La visite de Nicolas Sarkozy :

Un gros plouf !

3 octobre 2005

Sa baisse de popularité, pour la première fois dans les sondages, et l’image désormais associée à ’la dureté’, ’l’impatience’, ’la crispation’ du président de l’UMP ont desservi le second personnage du gouvernement dont le séjour aura peu marqué.

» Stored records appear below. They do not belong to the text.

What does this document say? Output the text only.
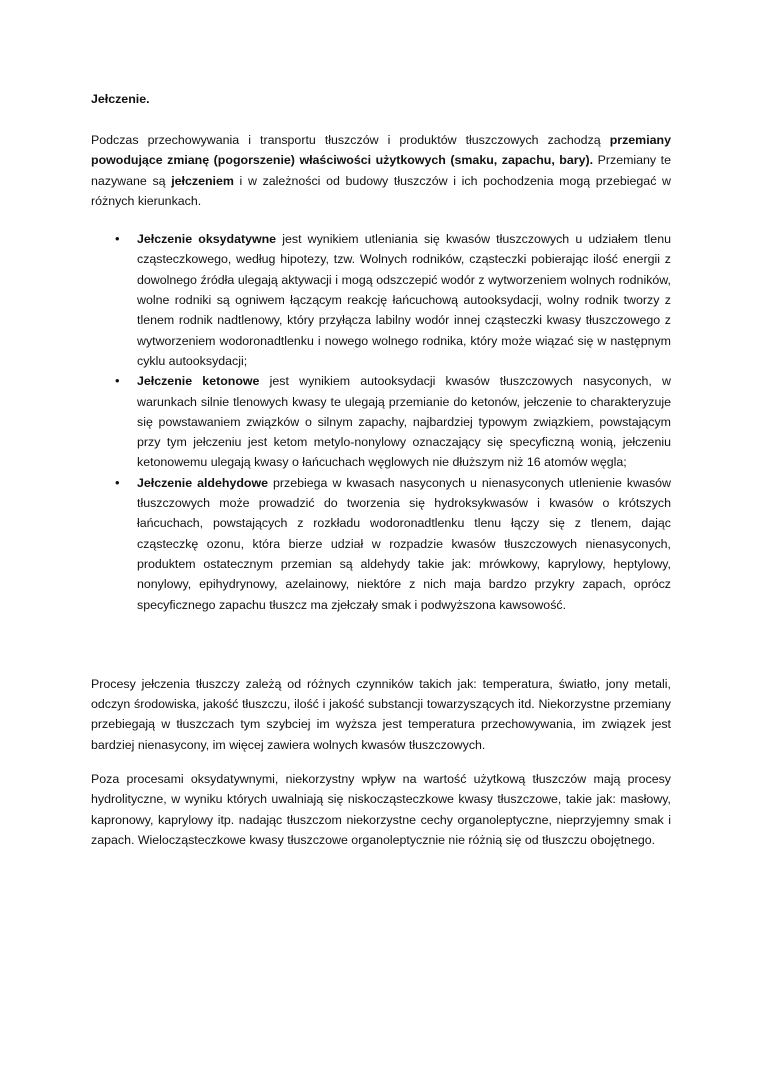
Jełczenie.

Podczas przechowywania i transportu tłuszczów i produktów tłuszczowych zachodzą przemiany powodujące zmianę (pogorszenie) właściwości użytkowych (smaku, zapachu, bary). Przemiany te nazywane są jełczeniem i w zależności od budowy tłuszczów i ich pochodzenia mogą przebiegać w różnych kierunkach.

• Jełczenie oksydatywne jest wynikiem utleniania się kwasów tłuszczowych u udziałem tlenu cząsteczkowego, według hipotezy, tzw. Wolnych rodników, cząsteczki pobierając ilość energii z dowolnego źródła ulegają aktywacji i mogą odszczepić wodór z wytworzeniem wolnych rodników, wolne rodniki są ogniwem łączącym reakcję łańcuchową autooksydacji, wolny rodnik tworzy z tlenem rodnik nadtlenowy, który przyłącza labilny wodór innej cząsteczki kwasy tłuszczowego z wytworzeniem wodoronadtlenku i nowego wolnego rodnika, który może wiązać się w następnym cyklu autooksydacji;
• Jełczenie ketonowe jest wynikiem autooksydacji kwasów tłuszczowych nasyconych, w warunkach silnie tlenowych kwasy te ulegają przemianie do ketonów, jełczenie to charakteryzuje się powstawaniem związków o silnym zapachy, najbardziej typowym związkiem, powstającym przy tym jełczeniu jest ketom metylo-nonylowy oznaczający się specyficzną wonią, jełczeniu ketonowemu ulegają kwasy o łańcuchach węglowych nie dłuższym niż 16 atomów węgla;
• Jełczenie aldehydowe przebiega w kwasach nasyconych u nienasyconych utlenienie kwasów tłuszczowych może prowadzić do tworzenia się hydroksykwasów i kwasów o krótszych łańcuchach, powstających z rozkładu wodoronadtlenku tlenu łączy się z tlenem, dając cząsteczkę ozonu, która bierze udział w rozpadzie kwasów tłuszczowych nienasyconych, produktem ostatecznym przemian są aldehydy takie jak: mrówkowy, kaprylowy, heptylowy, nonylowy, epihydrynowy, azelainowy, niektóre z nich maja bardzo przykry zapach, oprócz specyficznego zapachu tłuszcz ma zjełczały smak i podwyższona kawsowość.

Procesy jełczenia tłuszczy zależą od różnych czynników takich jak: temperatura, światło, jony metali, odczyn środowiska, jakość tłuszczu, ilość i jakość substancji towarzyszących itd. Niekorzystne przemiany przebiegają w tłuszczach tym szybciej im wyższa jest temperatura przechowywania, im związek jest bardziej nienasycony, im więcej zawiera wolnych kwasów tłuszczowych.

Poza procesami oksydatywnymi, niekorzystny wpływ na wartość użytkową tłuszczów mają procesy hydrolityczne, w wyniku których uwalniają się niskocząsteczkowe kwasy tłuszczowe, takie jak: masłowy, kapronowy, kaprylowy itp. nadając tłuszczom niekorzystne cechy organoleptyczne, nieprzyjemny smak i zapach. Wielocząsteczkowe kwasy tłuszczowe organoleptycznie nie różnią się od tłuszczu obojętnego.
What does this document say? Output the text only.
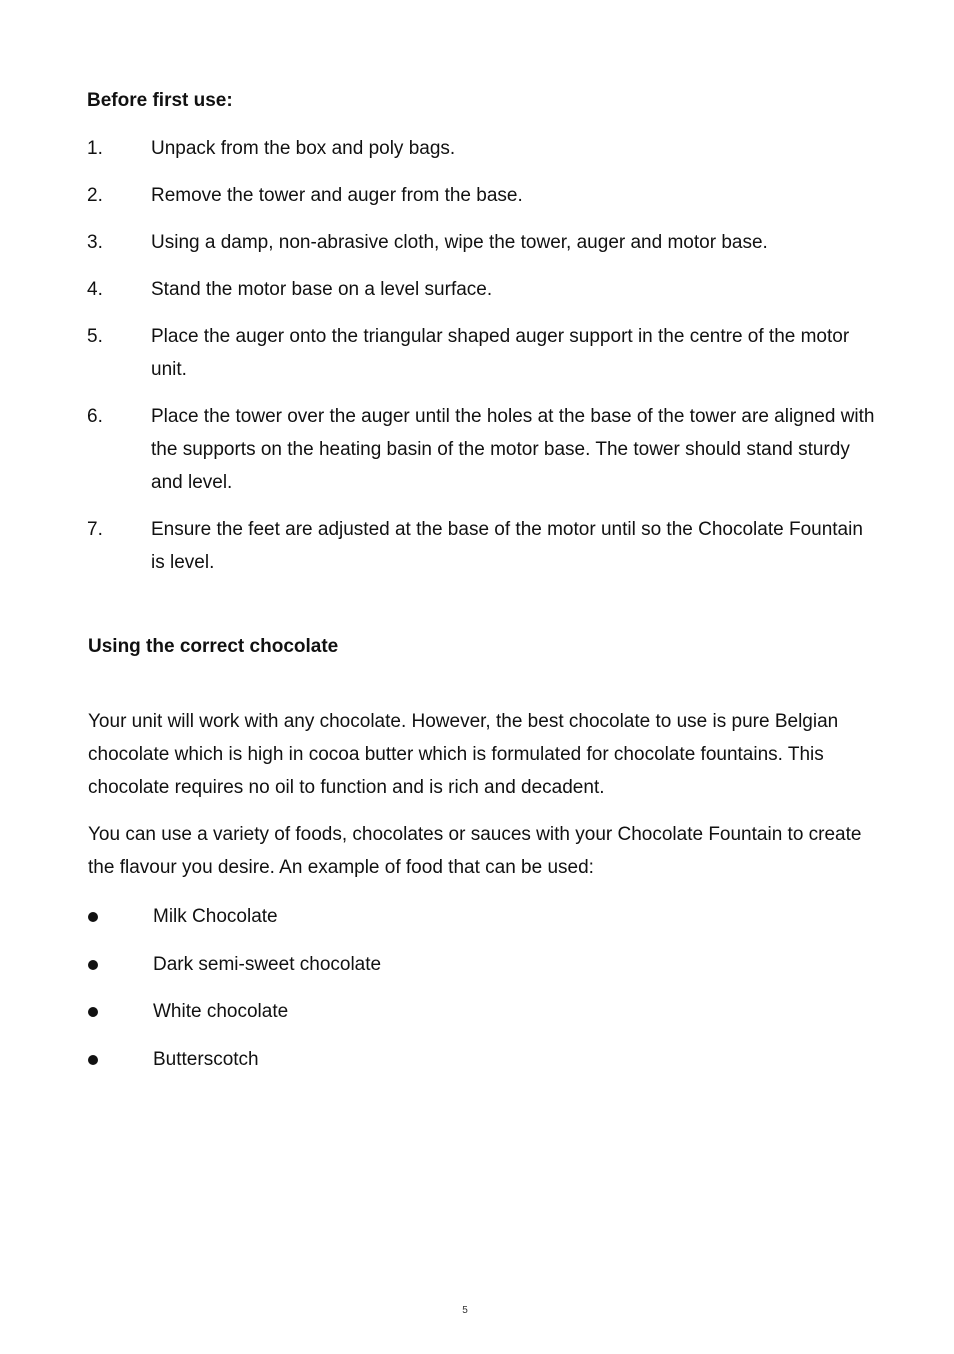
Before first use:
1.	Unpack from the box and poly bags.
2.	Remove the tower and auger from the base.
3.	Using a damp, non-abrasive cloth, wipe the tower, auger and motor base.
4.	Stand the motor base on a level surface.
5.	Place the auger onto the triangular shaped auger support in the centre of the motor unit.
6.	Place the tower over the auger until the holes at the base of the tower are aligned with the supports on the heating basin of the motor base. The tower should stand sturdy and level.
7.	Ensure the feet are adjusted at the base of the motor until so the Chocolate Fountain is level.
Using the correct chocolate

Your unit will work with any chocolate. However, the best chocolate to use is pure Belgian chocolate which is high in cocoa butter which is formulated for chocolate fountains. This chocolate requires no oil to function and is rich and decadent.

You can use a variety of foods, chocolates or sauces with your Chocolate Fountain to create the flavour you desire. An example of food that can be used:

Milk Chocolate
Dark semi-sweet chocolate
White chocolate
Butterscotch
5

Nicolas Sarkozy parti, que restera-t-il de son séjour ? Pas grand chose. Jamais le voyage d’un ministre d’un si haut rang - il est le numéro 2 du gouvernement - n’aura été aussi vide. Un commissariat à Saint-André, quelques dizaines de policiers en plus, une aide - sans doute financée en grande partie sur le fonds structurel européen - pour abaisser le coût de la liaison ADSL, la promesse de défendre auprès du gouvernement et, éventuellement, de Bruxelles la cause de la filière canne : voilà sur quoi s’est engagé pour l’essentiel le ministre. Parfois sur un ton paternaliste et condescendant comme en témoigne ce dialogue avec Jean-Paul Virapoullé rapporté par le “JIR” : "tu veux un commissariat ?" "Oui !" "Tu l’auras en 2006 !".
Le caractère finalement insignifiant de ce séjour se lit dans les commentaires de nos confrères de la presse écrite locale. "Je suis bien embêté pour vous en causer, pour commenter le déplacement, parce qu’à l’exception de Richardson qui s’est vu offrir le billet aller-retour aux frais de la princesse, de deux radars, de trois bagnoles et d’une dizaine de poulets que le ministre de l’Intérieur s’est engagé à nous livrer, je n’ai rien vu de bien particulier", écrit, par exemple, Jacques Tillier du “JIR” dans son édito de ce samedi.
La faute à qui ou à quoi ?
De toute évidence, c’est le caractère ambigu de ce voyage, - à la fois visite ministérielle et campagne électorale d’un candidat à l’Élysée - qui a pesé. Nicolas Sarkozy a voulu jouer sur les 2 tableaux. Au final, son discours sur la laïcité - prétexte officiel de son séjour - a été vite oublié et l’on s’est attaché plus à la mise en spectacle de sa tournée électorale. "Sarko show" et "Coup de pub" notaient “Le Quotidien” et le “JIR” vendredi matin, rendant compte de la première journée de la visite et insistant sur son côté électoraliste.
Or, le dernier sondage SOFRES-Le Figaro rendu public la veille ; montrait une perte de popularité de Nicolas Sarkozy qui, pour la première fois, est devancée dans l’opinion par Dominique De Villepin. Selon le journal “Le Monde”, "d’autres études, plus confidentielles, ont alerté l’entourage du candidat. Elles révèlent que son image est désormais associée à "la dureté", "l’impatience", "la crispation"". Le quotidien parisien note donc un changement de stratégie de la part du président de l’UMP. Il aurait "choisi de se glisser dans la peau du challenger, laissant même entendre qu’il n’était pas écrit qu’il serait candidat : “Nul n’est propriétaire, y compris le président de l’UMP, d’un rôle ou d’une candidature à la candidature”, a-t-il lancé, jeudi 29 septembre, lors d’un meeting à Saint-Denis-de-La-Réunion".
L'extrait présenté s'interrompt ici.